I’d like to begin by sharing that I had no idea I wanted to go vegan even up to the day before I did. In regards to my food intake, I’ve always been confused about which way is the best way to eat and what a good diet really is.
About 4 months ago, I realized that my relationship with food was, in my opinion, pretty bizarre. Since I can remember, about 70% of my food intake consisted of food from the grocery store or market. For these foods, I would read the labels, ask questions about where and how they were made, and decide whether I should purchase and eat them based on that information. The other 30% came from restaurants and fast food joints. Places where it was almost impossible to know how the food was prepared, where it came from, and what it actually was.
After eating foods I was detached from and basically clueless about, I noticed I felt dispirited. I almost felt a sense of guilt. I don’t believe this had much to do with ingesting animal products. I think the sense of guilt originated from practicing being mindful about MOST of the food I was putting into my body, and then randomly throwing that practice out the window completely.

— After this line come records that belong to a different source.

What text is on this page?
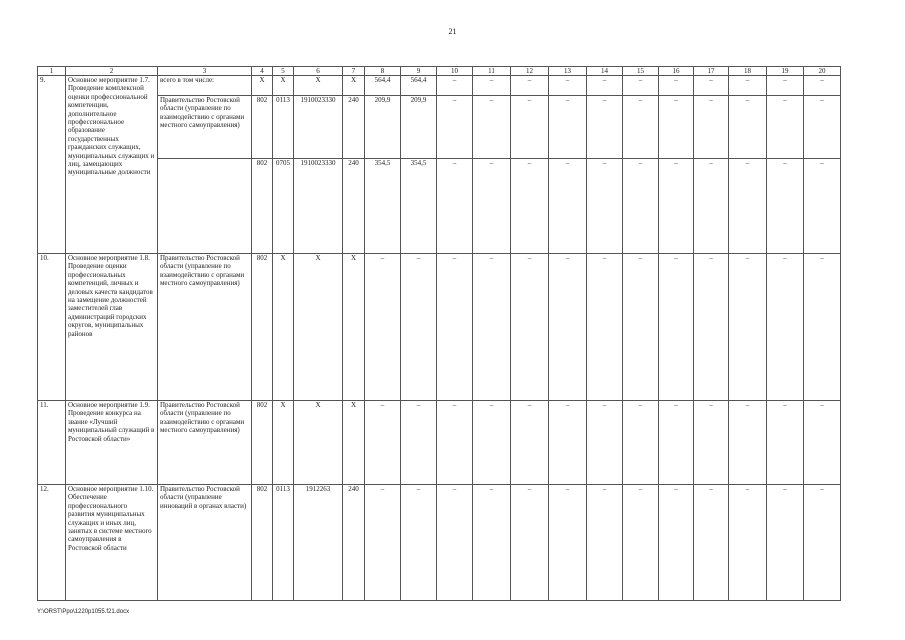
21
1	2	3	4	5	6	7	8	9	10	11	12	13	14	15	16	17	18	19	20
9.	Основное мероприятие 1.7. Проведение комплексной оценки профессиональной компетенции, дополнительное профессиональное образование государственных гражданских служащих, муниципальных служащих и лиц, замещающих муниципальные должности	всего в том числе:	Х	Х	Х	Х	564,4	564,4	–	–	–	–	–	–	–	–	–	–	–
		Правительство Ростовской области (управление по взаимодействию с органами местного самоуправления)	802	0113	1910023330	240	209,9	209,9	–	–	–	–	–	–	–	–	–	–	–
			802	0705	1910023330	240	354,5	354,5	–	–	–	–	–	–	–	–	–	–	–
10.	Основное мероприятие 1.8. Проведение оценки профессиональных компетенций, личных и деловых качеств кандидатов на замещение должностей заместителей глав администраций городских округов, муниципальных районов	Правительство Ростовской области (управление по взаимодействию с органами местного самоуправления)	802	Х	Х	Х	–	–	–	–	–	–	–	–	–	–	–	–	–
11.	Основное мероприятие 1.9. Проведение конкурса на звание «Лучший муниципальный служащий в Ростовской области»	Правительство Ростовской области (управление по взаимодействию с органами местного самоуправления)	802	Х	Х	Х	–	–	–	–	–	–	–	–	–	–	–	–	–
12.	Основное мероприятие 1.10. Обеспечение профессионального развития муниципальных служащих и иных лиц, занятых в системе местного самоуправления в Ростовской области	Правительство Ростовской области (управление инноваций в органах власти)	802	0113	1912263	240	–	–	–	–	–	–	–	–	–	–	–	–	–
Y:\ORST\Ppo\1220p1055.f21.docx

It finally clicked. I felt guilty because I was completely detached from and mindless about something that I was ingesting and temporarily making a part of myself.
After experiencing that guilty feeling a few more times, I decided it was time to make a change.
THE COUNTDOWN BEGINS…
Three days before going vegan I decided that a quick fix for my problem would be to commit to no more cheese and no more meat. I knew that if I set these rules for myself it would require me to take more time in deciding what I was going to eat and ultimately make a better choice for each snack or meal. I can’t remember all of what I ate that day but I do remember 2 things: It worked, and, I really missed cheese.
Two days before going vegan I remember waking up to my 2 cats, Paco and Boo, sleeping at my feet. For the first time in my life I saw all animals as equal. I didn’t put my critters or certain types of animals above or below others. I stared at Paco and Boo and told them silently, sort of telepathically, “I’m not going to eat you anymore.” In that moment I realized that although I would have said I loved ALL animals before, I wasn’t acting like it. Now, I was determined to treat them fairly. I continued with no more meat and no more cheese.
The day I went vegan. On this day, June 5th, 2016, I woke up feeling delighted about my new decision. I would continue not indulging in any meats or cheeses but now I had a greater purpose behind doing so. I went to work at the coffee shop as usual. Just before my shift was over, I spoke with a regular who is closely related to a woman I dog sit for. The regular I was speaking to told me she heard from the woman and found out that I was her dog sitter. The regular laughed as she said “she’s pretty crazy about her dogs.” I laughed and agreed and we shared some examples of why those dogs have amazing lives and are “put on a pedestal.” The regular went on to explain why it was a little over the top in her opinion but we both agreed that the woman obviously thought of the dogs like her children. Then the regular went on to voice her opinion on animals verses humans… how animals are here and humans are here putting one hand out and the other far above that one. She exclaimed, “I mean, there’s a reason why we are at the top of the food chain…Why we have souls and animals don’t. Animals were made for us.” Normally at this point it would seem like I, someone who “loves animals so much” would be judging this person in disgust. In reality, I thought to myself, “I could not disagree with this person anymore than I do.” Then I asked myself, “then why have you been living the same lifestyle as them?” Instead of judging her, I judged myself. It seemed to me that this woman had her mind made up. She knew how she felt about animals and she was living out a lifestyle that matched her beliefs. I on the other hand, would have said I love animals, I believe that no animals should be treated unkindly, and that they must have souls or something of the sort, and yet I was living the exact same way the regular was. I was eating animals, supporting cruelty and mistreatment of them, wearing them, and liking it all the while.
BLAMO! I tapped into a higher level of consciousness. It was in that moment that I decided VEGANISM was the way of life I should be advocating through my own actions if the beliefs I thought I had were sincere. That was the day I decided to go vegan. The day I decided to no longer support animal cruelty and exploitation. To take a daily stand for what I believe in and to stop walking around brushing off things I knew were occurring in order for me to enjoy food that consisted of animals. The next day was June 6th, the first day I ate a completely vegan diet.
Going vegan may appear extreme or seem like a huge sacrifice when you look at it objectively. For me, it is a newly found joy that I get to experience through out the day, every day. Each morning I wake up excited about the stand I will take against animal oppression. Each night I get to go to sleep knowing that I did not contribute to the mistreatment of lives I believe should be free from suffering.
In conclusion, I am beyond grateful for gaining the knowledge that led me to make this change in my life. I know I am just beginning at 27, but I also know that each day that I live a vegan lifestyle, I preserve lives.